Finally, by our prayers for seemingly small requests, we have an opportunity to turn one another’s eyes toward the spiritual purposes of temporal need. Just as Jesus concerned himself with both healed legs and forgiven souls, just as he handed out loaves of bread and gave himself as the bread of life, we pray for the material concerns of our brothers and sisters so that they might learn to seek the fulfillment of their spiritual needs also.
“Pray for the dead bird on the sidewalk!”
The six-year-old’s words rushed through the church prayer meeting leaving an uneasy silence behind. Our pastor had invited requests, and one little boy–the newly-attending grandson of a church member–was endearingly eager. But his request? Not even just a bird. A dead bird.
Were we really supposed to pray for a dead bird?
Anyone who has participated in a time of corporate prayer probably has a similar awkward prayer request story he could tell. Even more common are requests about the physical illnesses and material needs–some critical, some relatively minor–of people only loosely related to the church.
And in conservative, Reformed circles we can sometimes treat these petitions dismissively, or even critically. For example, a recent book on prayer jibes at the prayer time in which “a couple of people will inform us of their next-door neighbour’s friend’s aunt who has just got bad news” and make requests for “someone’s next-door neighbour’s grandmother who may or may not be a Christian and has been diagnosed with cancer.” An article last year similarly poked fun at a prayer meeting where a member might say, “my aunt is going in to hospital for an ingrown toenail,” and then ask for prayer on her behalf.
I affirm the basic point of these critiques: we need to pray together with greater concentration on God’s grand, redemptive purposes.

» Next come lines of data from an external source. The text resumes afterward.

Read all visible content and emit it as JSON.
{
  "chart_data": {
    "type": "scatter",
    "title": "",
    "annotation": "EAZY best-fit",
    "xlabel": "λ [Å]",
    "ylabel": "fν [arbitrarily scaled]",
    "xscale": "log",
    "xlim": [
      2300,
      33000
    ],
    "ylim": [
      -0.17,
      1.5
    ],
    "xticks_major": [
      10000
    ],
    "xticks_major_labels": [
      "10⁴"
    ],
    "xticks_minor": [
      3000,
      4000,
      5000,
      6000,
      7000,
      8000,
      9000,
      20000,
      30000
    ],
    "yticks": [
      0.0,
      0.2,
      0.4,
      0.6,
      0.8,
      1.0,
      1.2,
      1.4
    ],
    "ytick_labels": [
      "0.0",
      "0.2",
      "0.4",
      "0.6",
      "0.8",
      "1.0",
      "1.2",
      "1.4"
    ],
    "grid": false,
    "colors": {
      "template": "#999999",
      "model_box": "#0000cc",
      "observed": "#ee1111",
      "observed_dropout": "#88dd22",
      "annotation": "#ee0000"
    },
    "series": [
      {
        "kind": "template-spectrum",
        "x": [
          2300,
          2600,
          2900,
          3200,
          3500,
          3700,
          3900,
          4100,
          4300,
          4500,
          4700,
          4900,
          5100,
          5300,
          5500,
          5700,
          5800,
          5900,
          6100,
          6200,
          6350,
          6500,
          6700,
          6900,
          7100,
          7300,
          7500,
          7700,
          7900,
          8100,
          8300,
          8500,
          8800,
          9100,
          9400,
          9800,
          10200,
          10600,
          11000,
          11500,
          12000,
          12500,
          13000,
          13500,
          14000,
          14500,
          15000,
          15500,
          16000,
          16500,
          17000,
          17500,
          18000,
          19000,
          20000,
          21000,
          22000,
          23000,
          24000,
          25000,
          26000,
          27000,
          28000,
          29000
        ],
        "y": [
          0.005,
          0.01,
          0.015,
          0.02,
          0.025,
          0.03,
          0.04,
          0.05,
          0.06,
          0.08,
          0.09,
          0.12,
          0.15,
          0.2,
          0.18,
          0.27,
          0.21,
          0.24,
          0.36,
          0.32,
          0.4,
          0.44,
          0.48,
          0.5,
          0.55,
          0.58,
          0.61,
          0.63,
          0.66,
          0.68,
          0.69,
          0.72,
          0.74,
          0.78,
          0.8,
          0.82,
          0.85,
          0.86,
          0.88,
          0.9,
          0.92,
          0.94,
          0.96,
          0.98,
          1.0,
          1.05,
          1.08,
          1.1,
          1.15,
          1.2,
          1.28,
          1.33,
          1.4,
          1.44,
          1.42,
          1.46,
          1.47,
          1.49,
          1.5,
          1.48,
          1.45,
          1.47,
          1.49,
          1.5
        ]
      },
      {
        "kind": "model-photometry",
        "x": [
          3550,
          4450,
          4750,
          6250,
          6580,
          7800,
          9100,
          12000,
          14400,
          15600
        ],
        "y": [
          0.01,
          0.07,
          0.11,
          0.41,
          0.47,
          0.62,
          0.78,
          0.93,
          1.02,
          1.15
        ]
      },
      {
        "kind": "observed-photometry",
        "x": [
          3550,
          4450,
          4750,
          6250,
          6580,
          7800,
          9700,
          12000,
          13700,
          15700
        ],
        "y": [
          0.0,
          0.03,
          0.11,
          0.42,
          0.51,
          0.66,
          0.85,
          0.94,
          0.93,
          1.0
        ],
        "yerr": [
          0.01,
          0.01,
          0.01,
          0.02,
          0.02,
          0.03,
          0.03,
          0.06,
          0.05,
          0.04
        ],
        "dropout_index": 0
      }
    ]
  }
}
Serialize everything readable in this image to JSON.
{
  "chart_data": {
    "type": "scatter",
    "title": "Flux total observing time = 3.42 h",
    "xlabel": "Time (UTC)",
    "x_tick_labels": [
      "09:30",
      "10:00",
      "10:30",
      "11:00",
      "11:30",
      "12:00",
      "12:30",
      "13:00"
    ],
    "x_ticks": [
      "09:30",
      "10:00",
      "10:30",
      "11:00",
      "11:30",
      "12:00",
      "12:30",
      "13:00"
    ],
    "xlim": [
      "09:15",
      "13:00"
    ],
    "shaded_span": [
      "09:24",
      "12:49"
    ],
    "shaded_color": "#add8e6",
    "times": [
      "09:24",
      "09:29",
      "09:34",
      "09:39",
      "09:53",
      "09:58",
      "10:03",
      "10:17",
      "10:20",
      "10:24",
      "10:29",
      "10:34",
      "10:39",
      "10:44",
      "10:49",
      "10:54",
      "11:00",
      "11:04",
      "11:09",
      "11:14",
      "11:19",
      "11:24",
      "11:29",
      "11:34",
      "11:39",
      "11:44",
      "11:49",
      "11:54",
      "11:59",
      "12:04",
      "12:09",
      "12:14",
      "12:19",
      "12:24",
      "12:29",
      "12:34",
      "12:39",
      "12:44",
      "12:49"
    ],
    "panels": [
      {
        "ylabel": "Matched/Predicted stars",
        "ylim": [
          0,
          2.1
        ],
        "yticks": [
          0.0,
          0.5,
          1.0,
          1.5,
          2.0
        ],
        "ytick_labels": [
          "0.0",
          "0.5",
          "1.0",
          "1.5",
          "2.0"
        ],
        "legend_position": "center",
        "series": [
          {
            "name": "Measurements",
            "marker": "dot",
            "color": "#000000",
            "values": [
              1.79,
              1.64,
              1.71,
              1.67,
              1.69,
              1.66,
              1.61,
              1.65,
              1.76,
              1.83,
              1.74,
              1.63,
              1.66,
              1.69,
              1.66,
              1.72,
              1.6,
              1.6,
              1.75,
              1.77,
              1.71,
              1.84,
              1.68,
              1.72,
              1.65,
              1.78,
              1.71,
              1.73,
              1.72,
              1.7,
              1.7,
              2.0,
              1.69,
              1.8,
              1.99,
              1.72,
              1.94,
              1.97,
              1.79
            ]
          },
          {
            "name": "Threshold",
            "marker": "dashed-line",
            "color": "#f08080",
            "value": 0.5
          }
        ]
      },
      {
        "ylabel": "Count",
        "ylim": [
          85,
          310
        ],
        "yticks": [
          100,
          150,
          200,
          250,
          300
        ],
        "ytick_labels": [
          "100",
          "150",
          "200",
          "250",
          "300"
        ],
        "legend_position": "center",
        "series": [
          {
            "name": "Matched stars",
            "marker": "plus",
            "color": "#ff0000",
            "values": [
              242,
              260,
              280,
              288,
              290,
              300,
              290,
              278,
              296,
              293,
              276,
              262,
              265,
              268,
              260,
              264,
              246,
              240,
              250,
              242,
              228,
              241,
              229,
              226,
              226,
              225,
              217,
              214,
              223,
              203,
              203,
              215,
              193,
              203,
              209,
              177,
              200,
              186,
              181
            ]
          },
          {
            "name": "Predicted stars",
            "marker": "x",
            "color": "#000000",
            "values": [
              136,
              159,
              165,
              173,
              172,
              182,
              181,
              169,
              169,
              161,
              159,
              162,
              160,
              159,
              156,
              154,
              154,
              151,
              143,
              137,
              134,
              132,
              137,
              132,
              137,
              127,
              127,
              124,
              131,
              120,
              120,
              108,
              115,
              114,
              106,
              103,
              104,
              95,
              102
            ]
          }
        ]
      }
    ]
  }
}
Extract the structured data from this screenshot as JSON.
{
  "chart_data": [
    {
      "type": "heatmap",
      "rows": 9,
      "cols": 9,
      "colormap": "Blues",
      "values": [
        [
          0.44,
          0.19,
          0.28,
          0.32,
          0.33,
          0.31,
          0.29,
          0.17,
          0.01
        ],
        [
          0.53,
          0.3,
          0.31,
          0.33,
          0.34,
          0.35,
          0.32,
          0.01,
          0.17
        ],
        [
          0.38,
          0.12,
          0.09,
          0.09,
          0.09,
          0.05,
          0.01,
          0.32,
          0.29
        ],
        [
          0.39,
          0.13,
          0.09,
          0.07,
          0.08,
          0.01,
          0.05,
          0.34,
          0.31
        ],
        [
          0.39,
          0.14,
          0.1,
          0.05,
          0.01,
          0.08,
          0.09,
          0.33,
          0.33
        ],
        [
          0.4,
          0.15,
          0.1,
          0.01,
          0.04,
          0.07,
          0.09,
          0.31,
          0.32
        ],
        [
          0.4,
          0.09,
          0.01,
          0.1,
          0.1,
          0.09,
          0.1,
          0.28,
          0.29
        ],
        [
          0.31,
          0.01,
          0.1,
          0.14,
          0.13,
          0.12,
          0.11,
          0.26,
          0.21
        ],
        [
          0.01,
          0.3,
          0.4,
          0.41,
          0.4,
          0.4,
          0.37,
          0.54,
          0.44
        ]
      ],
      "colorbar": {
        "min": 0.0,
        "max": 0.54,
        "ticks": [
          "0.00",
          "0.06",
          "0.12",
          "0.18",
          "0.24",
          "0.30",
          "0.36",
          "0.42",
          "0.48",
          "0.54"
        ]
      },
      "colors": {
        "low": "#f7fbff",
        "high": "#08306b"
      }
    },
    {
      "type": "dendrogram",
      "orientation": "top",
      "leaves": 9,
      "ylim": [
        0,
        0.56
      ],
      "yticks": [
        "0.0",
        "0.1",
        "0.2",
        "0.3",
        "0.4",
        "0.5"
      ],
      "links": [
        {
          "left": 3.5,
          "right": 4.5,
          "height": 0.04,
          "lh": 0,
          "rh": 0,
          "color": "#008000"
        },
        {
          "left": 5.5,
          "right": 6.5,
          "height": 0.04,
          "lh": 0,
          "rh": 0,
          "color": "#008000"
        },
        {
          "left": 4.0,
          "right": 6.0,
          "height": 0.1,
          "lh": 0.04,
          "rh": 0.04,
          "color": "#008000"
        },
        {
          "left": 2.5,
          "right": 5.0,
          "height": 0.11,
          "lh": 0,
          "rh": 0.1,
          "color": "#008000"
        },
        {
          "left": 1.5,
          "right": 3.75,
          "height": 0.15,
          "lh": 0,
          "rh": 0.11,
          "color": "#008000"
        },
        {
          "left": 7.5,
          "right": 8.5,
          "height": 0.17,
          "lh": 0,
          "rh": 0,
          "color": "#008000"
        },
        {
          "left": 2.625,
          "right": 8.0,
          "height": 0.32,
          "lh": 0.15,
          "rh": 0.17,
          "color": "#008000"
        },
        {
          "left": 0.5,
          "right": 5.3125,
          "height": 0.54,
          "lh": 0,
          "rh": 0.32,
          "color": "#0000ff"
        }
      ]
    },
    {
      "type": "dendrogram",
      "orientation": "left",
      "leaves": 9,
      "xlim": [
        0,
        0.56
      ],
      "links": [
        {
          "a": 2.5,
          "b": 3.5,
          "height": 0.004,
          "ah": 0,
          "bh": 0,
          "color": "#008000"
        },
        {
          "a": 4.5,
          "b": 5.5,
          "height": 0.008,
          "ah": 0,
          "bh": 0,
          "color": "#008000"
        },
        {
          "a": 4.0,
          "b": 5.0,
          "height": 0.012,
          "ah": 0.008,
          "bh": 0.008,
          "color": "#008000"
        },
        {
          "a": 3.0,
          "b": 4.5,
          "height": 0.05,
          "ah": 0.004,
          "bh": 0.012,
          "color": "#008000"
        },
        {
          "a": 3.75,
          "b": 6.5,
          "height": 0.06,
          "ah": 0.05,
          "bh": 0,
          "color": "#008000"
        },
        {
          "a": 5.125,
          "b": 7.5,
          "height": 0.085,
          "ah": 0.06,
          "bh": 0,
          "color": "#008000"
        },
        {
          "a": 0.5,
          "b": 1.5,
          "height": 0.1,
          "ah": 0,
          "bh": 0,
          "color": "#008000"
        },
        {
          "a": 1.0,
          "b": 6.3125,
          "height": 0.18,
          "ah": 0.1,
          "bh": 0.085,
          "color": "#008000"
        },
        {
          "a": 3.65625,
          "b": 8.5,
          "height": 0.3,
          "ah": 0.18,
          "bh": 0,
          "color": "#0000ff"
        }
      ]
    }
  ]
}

Jesus himself taught us to pray “thy kingdom come” before “give us this day.” And the Scripture establishes prayer as a spiritual weapon and a spiritual tool; it is therefore rightly applied first to spiritual concerns.
I also agree that corporate prayer entails corporate responsibilities. Praying together “in Jesus’s name” is no magic abracadabra but is an intentional submission of all our wills to his. When we pray together as the church, we should regularly and deliberately pray for the God-directed mission of the church: the advance of the kingdom, the strengthening of the body, and the exaltation of Christ.
But it is no mark of holiness to disparage the small and sometimes immature requests of those who are also in the body. As people who are being built up together into Christ who is the head, we have good reasons–kingdom reasons!–to sometimes pray together for dead birds and ill aunts and next-door neighbors who have had bad news.
First, such requests remind all of us that we are weak and dependent on the Lord for everything.